Our preliminary results show that CPB can modify the time course of cephuroxime plasma and tissue concentrations. A decrease in plasma drug concentrations occurred at the start of CPB and lasted until CPB ended. An increase in plasma concentrations corresponds to the second drug dose after CPB. The concentrations of cephuroxime in skeletal muscle (corrected by recovery) during CPB are higher than plasma concentrations. It is influenced by important changes during CPB; closely associated with hemodilution, a shift of intravascular volume, solutes and albumin to the extravascular space and inconstant protein binding of cephuroxime during operation.
尽管使用了预防性抗生素,但伤口感染和纵隔感染仍是心脏直视手术非常严重的并发症。体外循环(CPB)的使用会引起深刻的生理变化,影响抗生素的药代动力学行为。本初步研究的目的是通过组织间微透析监测CPB心脏手术期间头孢呋辛(预防性抗生素)在骨骼肌中的组织浓度,并将这些浓度与头孢呋辛的血浆浓度进行比较。
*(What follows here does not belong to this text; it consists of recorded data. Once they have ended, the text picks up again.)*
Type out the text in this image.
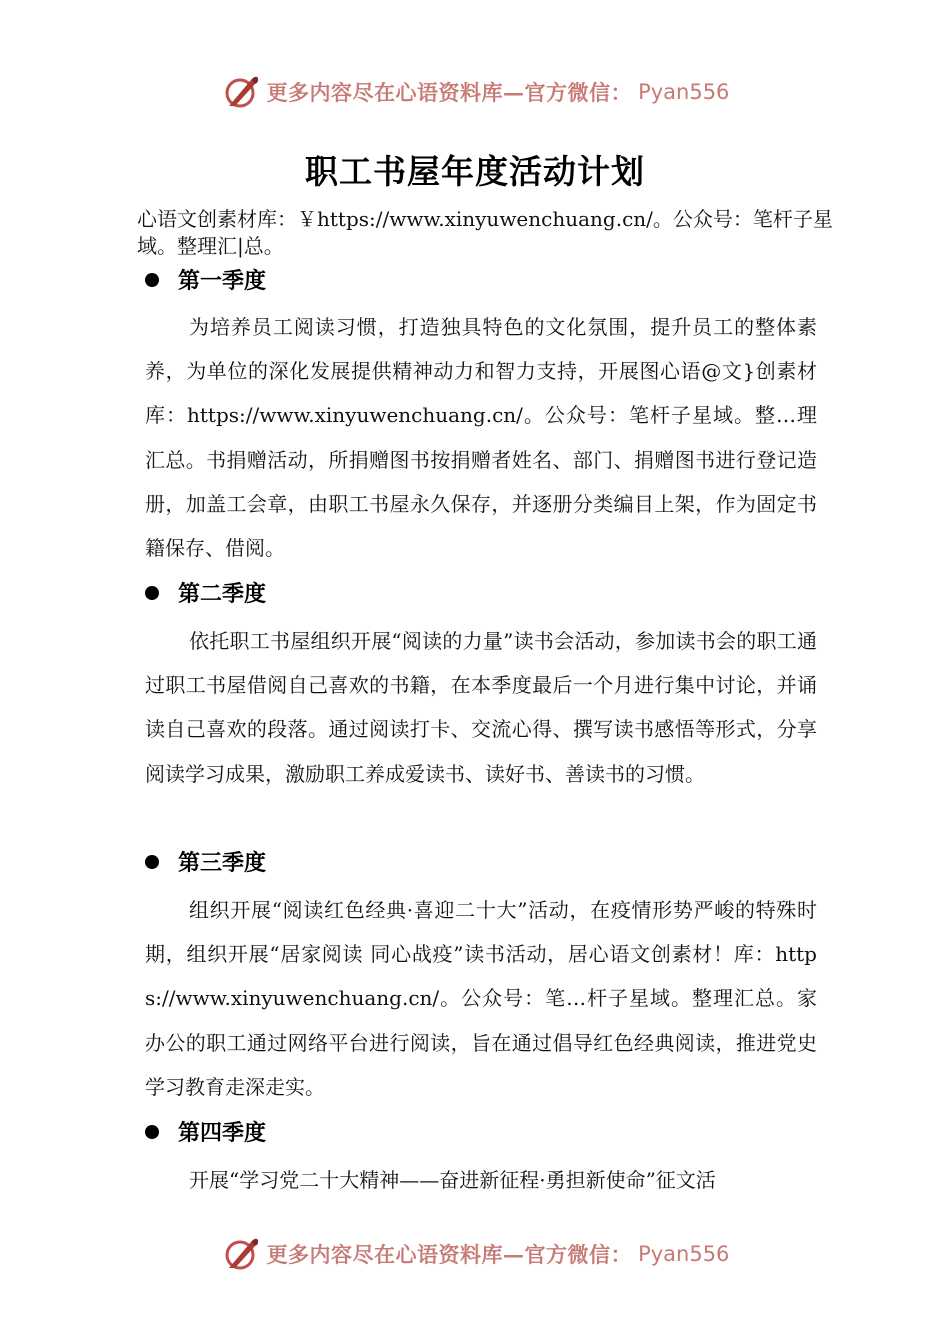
更多内容尽在心语资料库—官方微信： Pyan556
职工书屋年度活动计划
心语文创素材库：￥https://www.xinyuwenchuang.cn/。公众号：笔杆子星域。整理汇|总。
第一季度
为培养员工阅读习惯，打造独具特色的文化氛围，提升员工的整体素养，为单位的深化发展提供精神动力和智力支持，开展图心语@文}创素材库：https://www.xinyuwenchuang.cn/。公众号：笔杆子星域。整…理汇总。书捐赠活动，所捐赠图书按捐赠者姓名、部门、捐赠图书进行登记造册，加盖工会章，由职工书屋永久保存，并逐册分类编目上架，作为固定书籍保存、借阅。
第二季度
依托职工书屋组织开展“阅读的力量”读书会活动，参加读书会的职工通过职工书屋借阅自己喜欢的书籍，在本季度最后一个月进行集中讨论，并诵读自己喜欢的段落。通过阅读打卡、交流心得、撰写读书感悟等形式，分享阅读学习成果，激励职工养成爱读书、读好书、善读书的习惯。
第三季度
组织开展“阅读红色经典·喜迎二十大”活动，在疫情形势严峻的特殊时期，组织开展“居家阅读 同心战疫”读书活动，居心语文创素材！库：https://www.xinyuwenchuang.cn/。公众号：笔…杆子星域。整理汇总。家办公的职工通过网络平台进行阅读，旨在通过倡导红色经典阅读，推进党史学习教育走深走实。
第四季度
开展“学习党二十大精神——奋进新征程·勇担新使命”征文活
更多内容尽在心语资料库—官方微信： Pyan556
本研究纳入了9例接受CPB手术的成年患者。头孢呋辛用作预防性抗生素(第1剂 - 麻醉诱导时静脉注射3g头孢呋辛,第2剂 - CPB后用硫酸鱼精蛋白时静脉注射1.5g,第3剂 - 术后8小时静脉注射1.5g)。通过插入患者三角肌的CMA 60探针(瑞典CMA微透析公司)进行组织间微透析。采用改良液相色谱法测定透析液和血浆中头孢呋辛的浓度。通过超滤法获得血浆中未结合的头孢呋辛分数。在以下时间间隔收集透析液样本:CPB前、CPB期间每30分钟、CPB结束时。在这些时间间隔收集血液样本:切口时、CPB开始时、CPB期间每30分钟、CPB结束时、手术结束时。组织中头孢呋辛的浓度通过微透析探针的体内回收率进行校正。
头孢呋辛的血浆浓度分别为163.5±40.1、79.3±17.4、73.7±16.8、66.1±18.3、57.0±10.9、120.7±29.9(mg/L),头孢呋辛血浆游离分数的浓度分别为119.5±35.2、67.8±15.5、66.0±12.5、54.8±12.2、49.6±9.8、102.6±26.0(mg/L)。透析液中头孢呋辛的浓度分别为44.3±15.7、36.1±11.6、31.9±9.3、34.6±12.3、27.6±12.9、56.7±17.6(mg/L)。本研究中头孢呋辛的平均体内回收率为30%。骨骼肌中头孢呋辛的校正浓度(通过体内回收率计算)分别为148、120、106、115、92、189(mg/L)。
我们的初步结果表明,CPB可改变头孢呋辛血浆和组织浓度的时间进程。CPB开始时血浆药物浓度降低,并持续至CPB结束。血浆浓度升高与CPB后第二次给药相对应。CPB期间骨骼肌中头孢呋辛的浓度(经回收率校正)高于血浆浓度。这受到CPB期间重要变化的影响;与血液稀释、血管内容积、溶质和白蛋白向血管外间隙的转移以及手术期间头孢呋辛不恒定的蛋白结合密切相关。